19.         Au vu de ce qui précède, le recours sera partiellement admis et le dossier renvoyé à l’AFC-GE pour nouvelle taxation dans le sens des considérants ci-dessus.

20.         En application des art. 87 al. 1 de la loi sur la procédure administrative du 12 septembre 1985 (LPA - E 5 10) et 1 et 2 du règlement sur les frais, émoluments et indemnités en procédure administrative du 30 juillet 1986 (RFPA - E 5 10.03), la recourante, qui obtient partiellement gain de cause, est condamnée au paiement d’un émolument réduit s'élevant à CHF 500.- ; il est couvert par l’avance de frais versée à la suite du dépôt du recours.
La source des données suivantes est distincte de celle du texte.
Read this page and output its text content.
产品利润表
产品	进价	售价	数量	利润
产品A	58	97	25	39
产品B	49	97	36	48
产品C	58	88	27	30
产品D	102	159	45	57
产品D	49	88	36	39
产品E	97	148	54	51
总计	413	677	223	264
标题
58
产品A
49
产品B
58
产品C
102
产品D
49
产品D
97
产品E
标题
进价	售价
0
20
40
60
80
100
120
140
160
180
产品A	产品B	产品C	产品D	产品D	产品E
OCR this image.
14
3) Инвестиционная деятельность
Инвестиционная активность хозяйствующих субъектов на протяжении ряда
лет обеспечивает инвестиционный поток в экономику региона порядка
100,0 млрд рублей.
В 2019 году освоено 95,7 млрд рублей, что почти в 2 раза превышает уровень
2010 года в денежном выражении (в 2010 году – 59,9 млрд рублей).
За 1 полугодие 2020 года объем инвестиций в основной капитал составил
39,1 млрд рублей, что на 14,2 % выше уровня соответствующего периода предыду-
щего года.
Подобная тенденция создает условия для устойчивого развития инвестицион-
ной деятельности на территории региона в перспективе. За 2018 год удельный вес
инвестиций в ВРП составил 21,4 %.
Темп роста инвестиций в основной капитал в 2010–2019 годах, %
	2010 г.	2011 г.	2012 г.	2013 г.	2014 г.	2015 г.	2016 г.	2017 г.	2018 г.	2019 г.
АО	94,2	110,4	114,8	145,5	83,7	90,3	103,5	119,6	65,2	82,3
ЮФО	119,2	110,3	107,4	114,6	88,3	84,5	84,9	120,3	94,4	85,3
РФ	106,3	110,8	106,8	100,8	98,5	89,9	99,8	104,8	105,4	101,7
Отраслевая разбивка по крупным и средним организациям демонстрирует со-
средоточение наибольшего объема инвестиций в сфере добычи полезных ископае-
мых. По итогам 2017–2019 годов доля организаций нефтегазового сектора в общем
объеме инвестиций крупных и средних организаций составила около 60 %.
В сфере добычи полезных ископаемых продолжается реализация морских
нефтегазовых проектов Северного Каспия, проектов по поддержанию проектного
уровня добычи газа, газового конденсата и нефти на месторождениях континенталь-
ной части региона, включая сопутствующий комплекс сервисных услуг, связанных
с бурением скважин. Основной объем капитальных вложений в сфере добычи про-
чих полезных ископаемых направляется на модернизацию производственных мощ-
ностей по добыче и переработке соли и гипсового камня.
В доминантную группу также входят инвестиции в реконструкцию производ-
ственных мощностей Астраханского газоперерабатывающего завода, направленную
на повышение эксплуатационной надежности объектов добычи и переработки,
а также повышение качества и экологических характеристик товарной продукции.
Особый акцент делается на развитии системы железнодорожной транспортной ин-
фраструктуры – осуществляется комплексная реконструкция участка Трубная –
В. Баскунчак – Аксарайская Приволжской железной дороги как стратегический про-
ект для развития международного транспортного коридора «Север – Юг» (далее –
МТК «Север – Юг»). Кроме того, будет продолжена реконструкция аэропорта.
Le solde de l’avance de frais de CHF 200.- lui sera restitué.

21.         Vu l'issue du litige, une indemnité de procédure de CHF 500.-, à la charge de l'État de Genève, soit pour lui l’administration fiscale cantonale, sera allouée à la recourante (art. 87 al. 2 à 4 LPA et 6 RFPA).

 


PAR CES MOTIFS

LE TRIBUNAL ADMINISTRATIF

DE PREMIÈRE INSTANCE

1.             déclare recevable le recours interjeté le 18 mars 2021 par Madame A______ contre la décision sur réclamation de l'administration fiscale cantonale du 12 février 2021 ;

2.             l'admet partiellement ;

3.             renvoie le dossier à l’administration fiscale cantonale pour nouvelle décision de taxation dans le sens des considérants ;

4.             met à la charge de la recourante un émolument de CHF 500.-, lequel est couvert par l'avance de frais ;

5.             ordonne la restitution à la recourante du solde de l’avance de frais de CHF 200.- ;

6.             condamne l'État de Genève, soit pour lui l’administration fiscale cantonale, à verser à la recourante une indemnité de procédure de CHF 500.- ;

7.             dit que, conformément aux art. 132 LOJ, 62 al. 1 let. a et 65 LPA, le présent jugement est susceptible de faire l'objet d'un recours auprès de la chambre administrative de la Cour de justice (10 rue de Saint-Léger, case postale 1956, 1211 Genève 1) dans les trente jours à compter de sa notification. L'acte de recours doit être dûment motivé et contenir, sous peine d'irrecevabilité, la désignation du jugement attaqué et les conclusions du recourant. Il doit être accompagné du présent jugement et des autres pièces dont dispose le recourant.

Siégeant: Caroline DEL GAUDIO-SIEGRIST, présidente, Alia CHAKER MANGEAT et Laurence DEMATRAZ, juges assesseurs.

Au nom du Tribunal :

La présidente

Caroline DEL GAUDIO-SIEGRIST

 

Copie conforme de ce jugement est communiquée aux parties.